= Lê Văn Trung =

Pope of Caodaism (1876–1934)

Lê Văn Trung (Chữ Hán: 黎文忠; 25 November 1876 – 19 November 1934) was the first and only person to serve as Pope (Giáo Tông) of Caodaism.

Giáo Tông is a figure in Caodaism similar to that of the Pope in the Roman Catholic Church. The term Giáo Tông means “leader or head of a religious group”. Translators noticed similarities between the structural hierarchy of Caodaism and the Roman Catholic Church, and, for lack of better words or whatever reasons, borrowed terminologies such as "pope", "cardinal", "bishop", "priest", etc. In practice, Caodaism has many more ranks and titles of which there are no official English translation yet. Also, the actual Vietnamese term for “pope”, as in “The Catholic Pope”, is Giáo Hoàng.

In 1926, Trung believed a Chinese poet had contacted him during a séance to give him a religious mission in life. This led to his signing the “Declaration of the Founding of the Cao Đài Religion” on 7 October 1926. This formally announced the founding of the religion to the world. The declaration he signed affirmed principles that combined Buddhism, Taoism, Confucianism, Christianity, spiritism and others.
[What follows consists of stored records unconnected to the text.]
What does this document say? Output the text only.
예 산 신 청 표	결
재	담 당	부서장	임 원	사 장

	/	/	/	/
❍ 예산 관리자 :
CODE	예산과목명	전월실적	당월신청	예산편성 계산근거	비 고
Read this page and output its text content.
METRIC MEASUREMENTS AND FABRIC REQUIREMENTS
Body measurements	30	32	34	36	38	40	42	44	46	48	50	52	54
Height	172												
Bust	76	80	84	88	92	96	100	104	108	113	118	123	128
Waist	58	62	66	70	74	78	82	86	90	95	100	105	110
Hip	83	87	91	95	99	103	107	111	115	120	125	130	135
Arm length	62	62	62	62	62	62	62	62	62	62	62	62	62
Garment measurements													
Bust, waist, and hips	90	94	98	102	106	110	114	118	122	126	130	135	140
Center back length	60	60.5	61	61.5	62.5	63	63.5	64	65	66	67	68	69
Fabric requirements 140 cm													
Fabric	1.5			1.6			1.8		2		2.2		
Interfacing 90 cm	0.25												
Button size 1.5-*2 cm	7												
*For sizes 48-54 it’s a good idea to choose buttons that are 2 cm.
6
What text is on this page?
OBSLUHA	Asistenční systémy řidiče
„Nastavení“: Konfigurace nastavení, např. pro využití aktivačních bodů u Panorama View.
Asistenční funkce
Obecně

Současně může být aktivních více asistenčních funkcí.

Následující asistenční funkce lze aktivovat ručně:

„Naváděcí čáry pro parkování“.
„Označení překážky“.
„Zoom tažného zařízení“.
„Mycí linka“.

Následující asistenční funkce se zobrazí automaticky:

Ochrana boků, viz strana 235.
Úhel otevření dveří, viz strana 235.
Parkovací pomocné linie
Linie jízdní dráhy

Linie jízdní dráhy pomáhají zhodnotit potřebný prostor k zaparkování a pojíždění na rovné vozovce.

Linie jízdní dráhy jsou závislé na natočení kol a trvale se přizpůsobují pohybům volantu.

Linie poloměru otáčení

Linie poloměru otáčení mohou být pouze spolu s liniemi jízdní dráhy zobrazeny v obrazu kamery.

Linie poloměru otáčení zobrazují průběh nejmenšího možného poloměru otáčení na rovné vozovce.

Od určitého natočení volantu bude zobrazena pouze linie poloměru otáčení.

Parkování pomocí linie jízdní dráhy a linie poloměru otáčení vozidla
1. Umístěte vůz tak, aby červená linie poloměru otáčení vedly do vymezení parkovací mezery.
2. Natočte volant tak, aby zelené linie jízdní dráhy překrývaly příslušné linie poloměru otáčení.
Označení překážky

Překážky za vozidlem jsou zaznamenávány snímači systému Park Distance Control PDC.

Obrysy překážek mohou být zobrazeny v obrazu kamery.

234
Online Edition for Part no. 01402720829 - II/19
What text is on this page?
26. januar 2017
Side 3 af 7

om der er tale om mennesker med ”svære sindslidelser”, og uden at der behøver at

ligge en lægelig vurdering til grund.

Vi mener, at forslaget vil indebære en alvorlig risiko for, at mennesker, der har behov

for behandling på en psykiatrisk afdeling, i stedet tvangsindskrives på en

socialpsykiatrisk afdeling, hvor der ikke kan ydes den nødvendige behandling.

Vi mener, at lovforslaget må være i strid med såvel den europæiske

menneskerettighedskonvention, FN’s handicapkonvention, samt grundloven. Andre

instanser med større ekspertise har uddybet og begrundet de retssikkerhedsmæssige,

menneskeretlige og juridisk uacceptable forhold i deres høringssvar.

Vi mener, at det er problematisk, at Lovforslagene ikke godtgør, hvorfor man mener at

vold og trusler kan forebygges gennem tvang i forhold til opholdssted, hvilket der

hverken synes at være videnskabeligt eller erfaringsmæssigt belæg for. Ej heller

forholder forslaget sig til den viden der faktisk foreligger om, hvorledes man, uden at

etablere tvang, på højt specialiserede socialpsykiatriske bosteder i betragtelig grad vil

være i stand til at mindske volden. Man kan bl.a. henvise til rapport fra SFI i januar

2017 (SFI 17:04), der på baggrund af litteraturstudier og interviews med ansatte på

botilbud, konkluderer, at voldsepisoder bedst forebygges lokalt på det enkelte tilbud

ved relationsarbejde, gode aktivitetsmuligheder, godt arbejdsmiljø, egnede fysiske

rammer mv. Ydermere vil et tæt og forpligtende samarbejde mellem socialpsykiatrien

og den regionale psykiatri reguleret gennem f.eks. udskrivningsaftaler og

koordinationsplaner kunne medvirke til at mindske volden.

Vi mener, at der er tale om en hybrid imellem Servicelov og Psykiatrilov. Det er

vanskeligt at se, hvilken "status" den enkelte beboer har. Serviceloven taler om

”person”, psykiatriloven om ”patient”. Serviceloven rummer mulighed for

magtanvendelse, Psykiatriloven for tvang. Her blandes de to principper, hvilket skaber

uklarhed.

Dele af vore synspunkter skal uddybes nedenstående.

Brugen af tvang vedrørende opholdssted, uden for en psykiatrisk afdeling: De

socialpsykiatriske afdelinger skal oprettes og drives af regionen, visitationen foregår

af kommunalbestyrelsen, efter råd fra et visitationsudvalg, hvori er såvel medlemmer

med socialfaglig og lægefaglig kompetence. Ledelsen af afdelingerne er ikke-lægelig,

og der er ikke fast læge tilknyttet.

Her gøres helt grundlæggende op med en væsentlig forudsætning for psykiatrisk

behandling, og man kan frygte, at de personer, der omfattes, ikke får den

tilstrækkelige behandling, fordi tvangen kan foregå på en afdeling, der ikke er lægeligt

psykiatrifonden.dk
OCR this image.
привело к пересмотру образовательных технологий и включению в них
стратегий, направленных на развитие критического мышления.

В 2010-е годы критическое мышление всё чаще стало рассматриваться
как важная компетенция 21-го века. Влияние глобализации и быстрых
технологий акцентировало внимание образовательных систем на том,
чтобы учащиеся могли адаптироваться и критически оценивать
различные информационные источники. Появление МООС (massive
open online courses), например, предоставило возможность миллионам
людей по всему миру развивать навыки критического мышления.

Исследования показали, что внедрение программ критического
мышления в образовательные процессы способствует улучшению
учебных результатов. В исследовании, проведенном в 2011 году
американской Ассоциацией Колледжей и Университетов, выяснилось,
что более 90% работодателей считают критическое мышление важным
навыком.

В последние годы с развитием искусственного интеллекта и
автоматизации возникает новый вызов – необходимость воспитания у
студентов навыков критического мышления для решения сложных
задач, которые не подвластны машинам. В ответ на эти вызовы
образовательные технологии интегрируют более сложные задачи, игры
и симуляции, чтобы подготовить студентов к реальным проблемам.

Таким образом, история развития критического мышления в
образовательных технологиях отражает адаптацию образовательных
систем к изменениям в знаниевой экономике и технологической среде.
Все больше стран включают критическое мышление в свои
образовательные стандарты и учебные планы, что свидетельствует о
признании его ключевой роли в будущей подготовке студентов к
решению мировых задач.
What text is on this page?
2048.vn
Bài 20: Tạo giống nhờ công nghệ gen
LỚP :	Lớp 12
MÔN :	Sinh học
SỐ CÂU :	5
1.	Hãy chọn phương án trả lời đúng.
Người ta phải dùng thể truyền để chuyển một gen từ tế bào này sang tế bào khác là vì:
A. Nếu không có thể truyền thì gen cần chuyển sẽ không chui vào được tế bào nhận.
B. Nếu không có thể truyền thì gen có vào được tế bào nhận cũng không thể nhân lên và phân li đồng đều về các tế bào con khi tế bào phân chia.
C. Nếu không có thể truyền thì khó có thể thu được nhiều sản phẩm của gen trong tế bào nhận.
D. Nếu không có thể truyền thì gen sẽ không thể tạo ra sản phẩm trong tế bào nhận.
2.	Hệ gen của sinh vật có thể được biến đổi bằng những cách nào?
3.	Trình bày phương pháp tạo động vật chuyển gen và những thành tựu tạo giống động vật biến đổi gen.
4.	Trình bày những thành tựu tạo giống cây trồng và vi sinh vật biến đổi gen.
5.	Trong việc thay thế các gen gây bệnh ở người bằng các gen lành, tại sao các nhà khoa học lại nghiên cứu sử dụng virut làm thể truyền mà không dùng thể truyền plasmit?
Before this, Ngô Văn Chiêu had declined his appointment as Pope and withdrew to represent a more esoteric form of the faith. Trung took the more exoteric approach, becoming their leader and acting Pope. After Trung's death (disincarnation) in 1934, the Venerable Phạm Công Tắc, who was also the Maintainer of the Laws/Dharma, assumed the role.